By Steve Watkins
You don’t have to have all the answers to be an effective leader. Be authentic to gain trust.
Leadership isn’t about being the person who has all the answers. Quite the opposite. There’s nothing wrong with asking for input, seeking help and admitting you don’t know it all. It pays to show you’re vulnerable.
“A leader who acts like he has all the answers isn’t approachable,” said Steve Arneson, who runs his own Boulder, Colo.-based executive coaching and leadership consulting firm. “But if you’re open-minded and not afraid to ask for help, then people know they have the opportunity to weigh in.”
Here’s how to build that environment.
Make sure your people are involved in key decisions. Seek help, input and feedback. Say you’re looking at both sides of an issue and want to hear what they think.
“You have to get past, ‘I have all the answers,'” Arneson said.
Set aside ego.
Confidence is vital for a leader. But that doesn’t mean you know everything. Arneson said the most confident leaders are also often the most likely to show they’re vulnerable.
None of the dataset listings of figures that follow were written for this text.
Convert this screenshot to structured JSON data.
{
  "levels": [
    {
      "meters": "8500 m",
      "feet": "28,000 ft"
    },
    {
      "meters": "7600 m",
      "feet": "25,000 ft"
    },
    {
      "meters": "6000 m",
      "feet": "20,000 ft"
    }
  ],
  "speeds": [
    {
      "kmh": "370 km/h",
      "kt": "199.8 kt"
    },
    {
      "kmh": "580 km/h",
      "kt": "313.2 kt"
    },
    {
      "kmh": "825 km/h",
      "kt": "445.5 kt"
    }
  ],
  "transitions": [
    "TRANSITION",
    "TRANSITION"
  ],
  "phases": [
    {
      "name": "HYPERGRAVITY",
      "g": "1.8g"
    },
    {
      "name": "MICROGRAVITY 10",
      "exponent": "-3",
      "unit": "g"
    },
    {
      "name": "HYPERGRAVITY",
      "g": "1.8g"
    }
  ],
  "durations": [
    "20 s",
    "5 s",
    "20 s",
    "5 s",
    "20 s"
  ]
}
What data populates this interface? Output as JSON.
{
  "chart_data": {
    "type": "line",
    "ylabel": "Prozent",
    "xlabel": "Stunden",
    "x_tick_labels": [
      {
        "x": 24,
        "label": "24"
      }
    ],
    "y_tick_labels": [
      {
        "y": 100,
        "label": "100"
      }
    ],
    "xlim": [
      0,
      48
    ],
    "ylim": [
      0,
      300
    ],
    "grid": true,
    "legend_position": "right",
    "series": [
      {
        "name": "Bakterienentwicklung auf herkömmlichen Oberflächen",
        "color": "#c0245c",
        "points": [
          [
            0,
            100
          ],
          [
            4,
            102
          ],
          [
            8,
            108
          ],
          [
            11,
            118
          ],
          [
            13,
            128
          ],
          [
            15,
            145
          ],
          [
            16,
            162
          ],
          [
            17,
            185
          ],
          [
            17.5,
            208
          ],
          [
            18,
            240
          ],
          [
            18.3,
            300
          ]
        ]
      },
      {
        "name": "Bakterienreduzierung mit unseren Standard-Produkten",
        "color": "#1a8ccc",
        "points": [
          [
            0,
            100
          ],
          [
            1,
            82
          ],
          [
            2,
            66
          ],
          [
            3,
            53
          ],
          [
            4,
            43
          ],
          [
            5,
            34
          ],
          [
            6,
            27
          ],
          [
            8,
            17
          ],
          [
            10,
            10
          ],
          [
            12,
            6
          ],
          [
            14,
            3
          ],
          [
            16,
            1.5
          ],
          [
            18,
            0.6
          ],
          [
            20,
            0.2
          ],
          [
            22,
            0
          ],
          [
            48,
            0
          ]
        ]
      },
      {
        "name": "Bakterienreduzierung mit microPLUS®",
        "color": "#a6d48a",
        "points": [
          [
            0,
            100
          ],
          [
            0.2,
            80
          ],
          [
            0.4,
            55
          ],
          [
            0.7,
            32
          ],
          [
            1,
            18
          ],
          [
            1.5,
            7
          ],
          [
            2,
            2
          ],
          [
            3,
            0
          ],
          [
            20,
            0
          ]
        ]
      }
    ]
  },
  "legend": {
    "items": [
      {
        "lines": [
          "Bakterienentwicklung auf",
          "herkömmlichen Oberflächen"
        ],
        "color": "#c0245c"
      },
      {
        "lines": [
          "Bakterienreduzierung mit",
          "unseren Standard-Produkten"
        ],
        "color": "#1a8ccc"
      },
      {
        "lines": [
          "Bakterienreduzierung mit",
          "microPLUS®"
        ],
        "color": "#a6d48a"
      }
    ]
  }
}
They’re not afraid to open up, even about their faults.
The power inside people can only truly be unleashed if they bring everything they have to their role, says Barry Kaplan, a partner in New York-area executive coaching firm Shift 180. Openness plays a big role.
“That includes talking about things that might be dangerous or risky,” Kaplan, co-author of “The Power of Vulnerability,” told IBD.
Build an open and trusting environment by first talking about it. When Kaplan works with companies, he often has people write down something they haven’t shared before but that’s important to the business. It might be about saving money or why one person hasn’t been fired. Then talk about that point in a forum where there is no fear of retribution.
“There’s a lot of pent-up truth that’s ready to be unleashed,” Kaplan said. “There’s courage involved in being vulnerable and speaking my truth. But if I’m authentic it makes me feel good about myself.”
Be consistent in how you act and treat people. And stick to your values while doing that.
“That produces a track record of behavior that people can bank on,” Arneson said. “Then when they walk in on Monday morning, they know who they’re getting.”
Spread the word.
Build authenticity into your group’s culture by displaying it yourself, so others see it starts at the top. Talk about it every chance you get: in meetings, through a CEO blog and at employee celebrations.
“The cool thing about authenticity is you don’t have to think about it,” Arneson said. “It just comes naturally.”
If you’re open about your weaknesses, you’ll earn trust among your team.
“Then you’ll create a powerful team because people will have each other’s back,” Kaplan said.
Take the lead.
If the company chief doesn’t show vulnerability and authenticity, others won’t either. But if she does, it’ll spread fast.
Kaplan once worked with the leader of an auto parts company who was at a crossroads about whether to shut the doors or keep investing. The boss spoke openly to his people about his dilemma. They opened up about their fears and their staunch belief the company could recover from its slump. The boss decided to invest more in the company.
“His people believed more in him because he was willing to say, ‘I don’t know,'” Kaplan said. “He couldn’t have been more real. And they ended up having their best year ever.”
Once you open up to the point that you build trust, the benefits pour in.
“Then you have an environment that’s going to lead to improved performance,” Kaplan said. “One new idea leads to creativity and innovation, or you can cut your losses earlier if your company was going to do something that doesn’t work.”